Dr. Francis Collins, director of the National Institutes of Health, said that he too “got chills up and down my spine” when he read Yamanaka’s paper describing his work, which was published a few months later in the journal Cell.
Until then, it was assumed that cell development was a one-way street. There was no way to “read that paper and not decide that the world was really changed,” Collins said.
The cells Yamanaka created in mice -- and, a year later, in humans -- are known as induced pluripotent stem cells, or iPS cells.
Researchers around the world are now using Yamanaka’s technique to transform cells from patients with a variety of ailments into iPS cells and then studying them to understand the mechanics of disease at a cellular level.
Scientists are also using the “disease in a dish” model to test new drugs.
“If someone has Alzheimer’s, we can’t take a biopsy of the brain,” Srivastava said. “But we can take a skin cell, turn it into an iPS cell, and study that.”
Soon, he added, work with iPS cells may allow physicians to deliver on the promise of personalized medicine.
Studies of patient cells could help doctors develop targeted drug treatments and determine what therapy is most appropriate in a specific case.

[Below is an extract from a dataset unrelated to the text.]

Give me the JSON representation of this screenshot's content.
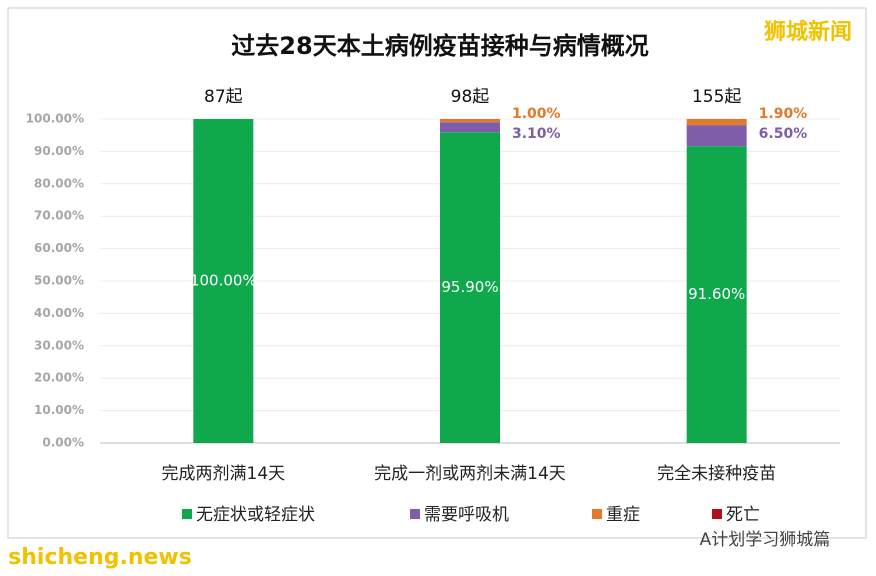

Further on the horizon, scientists hope to use the technology to regenerate replacement cells for patients, such as insulin-producing cells for those with Type 1 diabetes or neurons for those who have suffered spinal cord injuries.
Another goal is to treat diseased tissues directly by reprogramming cells into a healthy state.

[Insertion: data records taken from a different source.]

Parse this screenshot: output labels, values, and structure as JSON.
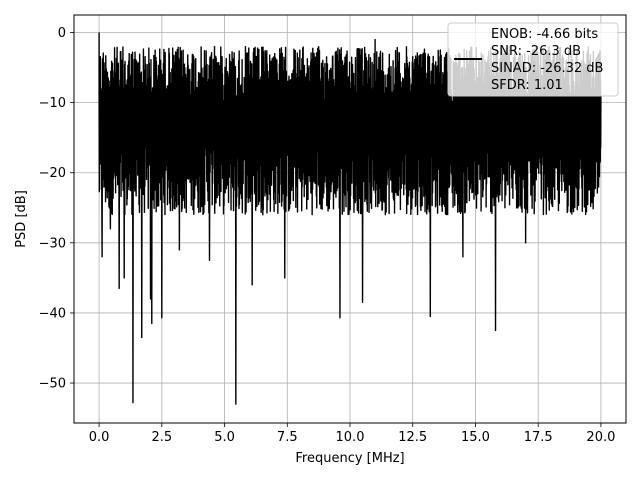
{
  "chart_data": {
    "type": "line",
    "title": "",
    "xlabel": "Frequency [MHz]",
    "ylabel": "PSD [dB]",
    "xlim": [
      -1.0,
      21.0
    ],
    "ylim": [
      -55.7,
      2.5
    ],
    "x_ticks": [
      0.0,
      2.5,
      5.0,
      7.5,
      10.0,
      12.5,
      15.0,
      17.5,
      20.0
    ],
    "x_tick_labels": [
      "0.0",
      "2.5",
      "5.0",
      "7.5",
      "10.0",
      "12.5",
      "15.0",
      "17.5",
      "20.0"
    ],
    "y_ticks": [
      0,
      -10,
      -20,
      -30,
      -40,
      -50
    ],
    "y_tick_labels": [
      "0",
      "−10",
      "−20",
      "−30",
      "−40",
      "−50"
    ],
    "grid": true,
    "legend_position": "top-right",
    "series": [
      {
        "color": "#000000",
        "x_range": [
          0.0,
          20.0
        ],
        "typical_band": [
          -26.0,
          -2.0
        ],
        "start_peak": [
          0.0,
          0.0
        ],
        "deep_minima": [
          [
            0.12,
            -32.0
          ],
          [
            0.45,
            -28.0
          ],
          [
            0.8,
            -36.5
          ],
          [
            1.0,
            -35.0
          ],
          [
            1.35,
            -52.8
          ],
          [
            1.7,
            -43.5
          ],
          [
            2.05,
            -38.0
          ],
          [
            2.1,
            -41.5
          ],
          [
            2.5,
            -40.7
          ],
          [
            3.2,
            -31.0
          ],
          [
            4.4,
            -32.5
          ],
          [
            5.45,
            -53.0
          ],
          [
            6.1,
            -36.0
          ],
          [
            7.4,
            -35.0
          ],
          [
            9.6,
            -40.7
          ],
          [
            10.5,
            -38.5
          ],
          [
            13.2,
            -40.5
          ],
          [
            14.5,
            -32.0
          ],
          [
            15.8,
            -42.5
          ],
          [
            17.0,
            -30.0
          ]
        ],
        "high_peaks": [
          [
            4.6,
            -2.0
          ],
          [
            7.0,
            -3.0
          ],
          [
            11.0,
            -1.0
          ],
          [
            13.0,
            -3.0
          ],
          [
            15.5,
            -3.5
          ],
          [
            18.0,
            -4.0
          ]
        ]
      }
    ],
    "legend": {
      "line_color": "#000000",
      "lines": [
        "ENOB: -4.66 bits",
        "SNR: -26.3 dB",
        "SINAD: -26.32 dB",
        "SFDR: 1.01"
      ]
    }
  }
}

Next year, a Japanese team will test the first iPS-based treatment for people to reverse an eye condition called macular degeneration, Yamanaka said during a news conference Monday. A trial of a cell-based treatment for macular degeneration using the more-controversial embryonic stem cells is already underway at UCLA and some other sites.

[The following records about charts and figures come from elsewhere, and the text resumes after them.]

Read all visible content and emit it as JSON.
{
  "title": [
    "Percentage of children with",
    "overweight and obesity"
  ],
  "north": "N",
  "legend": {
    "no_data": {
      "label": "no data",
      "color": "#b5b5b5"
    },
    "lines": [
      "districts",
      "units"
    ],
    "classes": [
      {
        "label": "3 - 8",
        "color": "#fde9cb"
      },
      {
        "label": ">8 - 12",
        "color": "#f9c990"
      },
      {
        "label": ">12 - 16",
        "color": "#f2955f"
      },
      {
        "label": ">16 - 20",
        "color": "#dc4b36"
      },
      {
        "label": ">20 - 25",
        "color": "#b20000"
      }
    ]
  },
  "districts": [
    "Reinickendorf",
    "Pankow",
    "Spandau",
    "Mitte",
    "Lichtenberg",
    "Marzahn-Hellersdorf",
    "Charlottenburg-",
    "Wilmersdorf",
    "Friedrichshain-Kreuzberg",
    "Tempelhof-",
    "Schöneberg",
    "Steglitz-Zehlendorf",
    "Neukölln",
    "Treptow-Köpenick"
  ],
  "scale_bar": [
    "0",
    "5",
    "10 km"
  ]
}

Some policymakers -- including President George W. Bush -- have suggested that Yamanaka’s rewound cells should eliminate the need for research on human embryonic stem cells, which poses ethical problems because they are made from embryos.
But scientists in the field -- including Yamanaka -- insist that embryonic stem cells are still a crucial research tool. Witte noted that embryonic stem cells “continue to be the standard against which iPS cells are measured in experiments today.”
Insoo Hyun, a bioethicist at Case Western Reserve University who wrote a paper with Yamanaka explaining the need to continue studying human embryonic stem cells, said it would be wrong for politicians to point to this award as evidence that the controversial work can be dropped. “That isn’t the case,” he said.
What’s more, questions remain about iPS cells’ safety for use in cell-based therapies because one of the crucial genes that is turned on is highly implicated in cancer. The reprogrammed cells are more likely to become cancerous than true embryonic stem cells, an issue that has slowed progress in the field.
The Nobel committee took just six years to acknowledge the 50-year-old Yamanaka’s work -- “Even the double helix, for heaven’s sake, took nine!” Collins said -- but for Gurdon, who now heads his own institute in Cambridge, England, the wait was far too long, said Edward De Robertis, a researcher at UCLA and the Howard Hughes Medical Institute.
“He should have gotten it long before,” said De Robertis, who worked with the British scientist between 1974 and 1980.
But De Robertis said the pairing of his mentor with Yamanaka, who now splits his time between the Gladstone Institutes and Kyoto University in Japan, was “a perfect match.”
Yamanaka said he felt very lucky to have won the award and was “very honored” to share the $1.2-million prize with Gurdon.
He said he didn’t know what he would do to celebrate -- though he did think he might have a beer.
Times staff writer Eryn Brown reported from Los Angeles and special correspondent Jon Bardin reported from New York.